Todo cuanto ha ocurrido es inesperado.
Sin embargo, si a George Johnson algún curioso le hubiera preguntado qué era lo más inesperado entre todo, habría respondido sin titubear que William mismo.
Después de la terrible noticia él continúa esperando la tempestad; sin embargo, los días han pasado y todavía no se atisban nubes en el horizonte.
No que William se rehúse a aceptar los hechos; tampoco se trata de eso. Sin embargo, a pesar de su propio dolor, la entrenada mirada de George ha contemplado al hombre que ha leído el telegrama en el despacho, incapaz de reconocer en él al mismo adolescente atormentado que alguna vez tomara entre las suyas la mano de su única hermana en tanto esperaba por el inevitable desenlace.
¿En verdad ha cambiado tanto el heredero? ¿En verdad ha transcurrido tanto tiempo desde aquello?

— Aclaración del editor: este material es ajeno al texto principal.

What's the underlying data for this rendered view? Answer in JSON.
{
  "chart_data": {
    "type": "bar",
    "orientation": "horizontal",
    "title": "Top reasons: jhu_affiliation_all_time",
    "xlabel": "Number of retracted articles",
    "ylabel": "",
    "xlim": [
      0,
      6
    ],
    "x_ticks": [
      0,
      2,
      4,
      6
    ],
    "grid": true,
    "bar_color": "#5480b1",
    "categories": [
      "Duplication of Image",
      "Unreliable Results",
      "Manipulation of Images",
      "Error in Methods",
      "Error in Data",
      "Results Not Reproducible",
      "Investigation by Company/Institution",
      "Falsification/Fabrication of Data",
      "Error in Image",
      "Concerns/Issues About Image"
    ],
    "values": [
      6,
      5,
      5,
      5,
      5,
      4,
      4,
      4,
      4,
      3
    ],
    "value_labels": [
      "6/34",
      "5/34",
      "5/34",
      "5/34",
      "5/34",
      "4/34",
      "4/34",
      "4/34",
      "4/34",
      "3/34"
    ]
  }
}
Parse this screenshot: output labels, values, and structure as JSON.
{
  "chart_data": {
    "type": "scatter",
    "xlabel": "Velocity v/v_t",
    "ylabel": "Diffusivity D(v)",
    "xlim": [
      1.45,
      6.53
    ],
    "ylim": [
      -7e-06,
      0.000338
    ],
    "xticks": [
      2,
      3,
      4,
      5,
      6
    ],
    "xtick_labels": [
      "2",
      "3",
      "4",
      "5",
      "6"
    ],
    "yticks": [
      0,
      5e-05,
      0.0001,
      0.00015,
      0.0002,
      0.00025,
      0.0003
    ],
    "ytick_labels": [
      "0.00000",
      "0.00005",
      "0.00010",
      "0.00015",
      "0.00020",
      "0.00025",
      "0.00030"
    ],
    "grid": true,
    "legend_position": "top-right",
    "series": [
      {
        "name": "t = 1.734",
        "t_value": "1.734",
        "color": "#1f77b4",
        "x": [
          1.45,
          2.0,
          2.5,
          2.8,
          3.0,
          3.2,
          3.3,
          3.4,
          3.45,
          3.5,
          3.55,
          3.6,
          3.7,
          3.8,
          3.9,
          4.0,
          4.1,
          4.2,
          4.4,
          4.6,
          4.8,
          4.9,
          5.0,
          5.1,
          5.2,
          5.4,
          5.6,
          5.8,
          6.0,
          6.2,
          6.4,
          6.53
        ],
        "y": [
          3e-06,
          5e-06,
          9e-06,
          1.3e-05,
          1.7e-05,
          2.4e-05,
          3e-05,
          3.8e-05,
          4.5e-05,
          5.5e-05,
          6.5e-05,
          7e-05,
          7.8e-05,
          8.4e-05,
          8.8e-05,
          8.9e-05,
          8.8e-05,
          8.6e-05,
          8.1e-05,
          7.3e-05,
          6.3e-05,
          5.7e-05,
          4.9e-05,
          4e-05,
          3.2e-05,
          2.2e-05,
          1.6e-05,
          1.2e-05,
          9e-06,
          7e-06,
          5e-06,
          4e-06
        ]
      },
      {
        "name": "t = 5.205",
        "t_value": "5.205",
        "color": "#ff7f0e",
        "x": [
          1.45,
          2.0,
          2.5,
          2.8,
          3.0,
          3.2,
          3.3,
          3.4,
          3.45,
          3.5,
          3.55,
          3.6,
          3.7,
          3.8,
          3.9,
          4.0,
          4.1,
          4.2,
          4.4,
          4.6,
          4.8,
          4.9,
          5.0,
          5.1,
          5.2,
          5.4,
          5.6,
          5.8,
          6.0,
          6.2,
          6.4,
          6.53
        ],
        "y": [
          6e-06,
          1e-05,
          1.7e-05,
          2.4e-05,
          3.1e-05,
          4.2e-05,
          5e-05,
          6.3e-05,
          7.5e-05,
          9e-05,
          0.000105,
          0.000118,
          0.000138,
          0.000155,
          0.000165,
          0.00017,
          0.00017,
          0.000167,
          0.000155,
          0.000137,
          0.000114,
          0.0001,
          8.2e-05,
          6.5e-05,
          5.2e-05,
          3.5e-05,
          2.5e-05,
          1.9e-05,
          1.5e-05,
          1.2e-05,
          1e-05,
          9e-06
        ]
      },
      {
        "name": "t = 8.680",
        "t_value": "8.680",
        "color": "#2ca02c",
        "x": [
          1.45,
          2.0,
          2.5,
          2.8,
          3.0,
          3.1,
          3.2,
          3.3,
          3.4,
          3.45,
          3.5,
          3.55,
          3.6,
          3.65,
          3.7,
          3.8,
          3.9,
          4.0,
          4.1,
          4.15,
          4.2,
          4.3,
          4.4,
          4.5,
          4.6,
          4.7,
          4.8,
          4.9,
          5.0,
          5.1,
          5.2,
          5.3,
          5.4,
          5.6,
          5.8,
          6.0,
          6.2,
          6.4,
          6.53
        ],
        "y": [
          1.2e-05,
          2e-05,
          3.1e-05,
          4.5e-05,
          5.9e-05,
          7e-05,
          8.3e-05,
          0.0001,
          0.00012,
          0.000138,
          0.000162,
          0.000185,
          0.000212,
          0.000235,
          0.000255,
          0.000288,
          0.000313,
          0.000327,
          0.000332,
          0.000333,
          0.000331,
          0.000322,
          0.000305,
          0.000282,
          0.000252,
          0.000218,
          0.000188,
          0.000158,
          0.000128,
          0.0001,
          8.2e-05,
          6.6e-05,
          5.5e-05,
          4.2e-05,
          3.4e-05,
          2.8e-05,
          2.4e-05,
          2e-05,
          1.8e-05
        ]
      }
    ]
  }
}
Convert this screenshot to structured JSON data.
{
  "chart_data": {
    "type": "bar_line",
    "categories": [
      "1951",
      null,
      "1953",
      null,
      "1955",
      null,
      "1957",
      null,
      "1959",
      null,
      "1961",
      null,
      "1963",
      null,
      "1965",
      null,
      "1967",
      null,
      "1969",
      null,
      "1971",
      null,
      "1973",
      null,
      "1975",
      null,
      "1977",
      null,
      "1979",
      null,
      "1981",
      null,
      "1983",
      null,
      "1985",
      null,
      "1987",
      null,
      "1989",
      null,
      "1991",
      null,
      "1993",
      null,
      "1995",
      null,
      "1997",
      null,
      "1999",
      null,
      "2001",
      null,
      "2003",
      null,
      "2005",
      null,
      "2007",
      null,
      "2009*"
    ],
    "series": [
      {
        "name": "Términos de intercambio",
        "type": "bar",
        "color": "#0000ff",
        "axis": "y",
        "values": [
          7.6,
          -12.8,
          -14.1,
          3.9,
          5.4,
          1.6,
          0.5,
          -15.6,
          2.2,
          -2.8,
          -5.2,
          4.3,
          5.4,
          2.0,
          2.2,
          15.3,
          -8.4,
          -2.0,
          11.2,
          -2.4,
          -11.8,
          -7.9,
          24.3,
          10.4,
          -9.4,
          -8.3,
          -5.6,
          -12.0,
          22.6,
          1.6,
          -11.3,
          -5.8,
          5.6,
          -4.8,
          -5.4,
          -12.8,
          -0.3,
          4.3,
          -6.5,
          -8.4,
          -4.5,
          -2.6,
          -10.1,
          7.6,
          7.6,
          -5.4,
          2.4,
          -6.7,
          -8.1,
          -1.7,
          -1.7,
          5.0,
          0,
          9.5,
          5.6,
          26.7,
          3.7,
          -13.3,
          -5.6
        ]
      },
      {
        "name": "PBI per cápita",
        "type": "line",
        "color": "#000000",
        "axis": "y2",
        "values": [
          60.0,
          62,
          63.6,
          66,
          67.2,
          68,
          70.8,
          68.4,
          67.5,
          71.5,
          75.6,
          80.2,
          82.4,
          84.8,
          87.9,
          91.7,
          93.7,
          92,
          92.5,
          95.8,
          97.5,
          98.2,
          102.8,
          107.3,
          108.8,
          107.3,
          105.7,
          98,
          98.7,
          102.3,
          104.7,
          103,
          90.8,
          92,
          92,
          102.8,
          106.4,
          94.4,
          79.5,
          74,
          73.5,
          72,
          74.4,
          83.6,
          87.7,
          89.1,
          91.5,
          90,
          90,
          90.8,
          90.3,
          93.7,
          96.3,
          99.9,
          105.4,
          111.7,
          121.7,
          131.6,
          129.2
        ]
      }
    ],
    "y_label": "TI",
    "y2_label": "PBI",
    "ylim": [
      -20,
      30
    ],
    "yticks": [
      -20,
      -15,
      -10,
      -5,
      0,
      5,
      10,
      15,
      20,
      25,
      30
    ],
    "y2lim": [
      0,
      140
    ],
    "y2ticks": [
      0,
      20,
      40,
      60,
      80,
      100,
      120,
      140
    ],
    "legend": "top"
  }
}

Demasiado y no, piensa el guardián mientras observa los sencillos preparativos de William. Es evidente que saldrá de viaje y es evidente a dónde. Sin embargo, aparte de la obvia tristeza, en esta ocasión no está presente esa irracional furia de la vez anterior. No. Existe algo en él que antes no estaba ahí; sin embargo todavía es algo que no consigue identificar, aunque sí puede perfectamente asegurar que es ese misterioso algo lo que, indudablemente, garantiza esa inusual y admirable tranquilidad en medio del caos.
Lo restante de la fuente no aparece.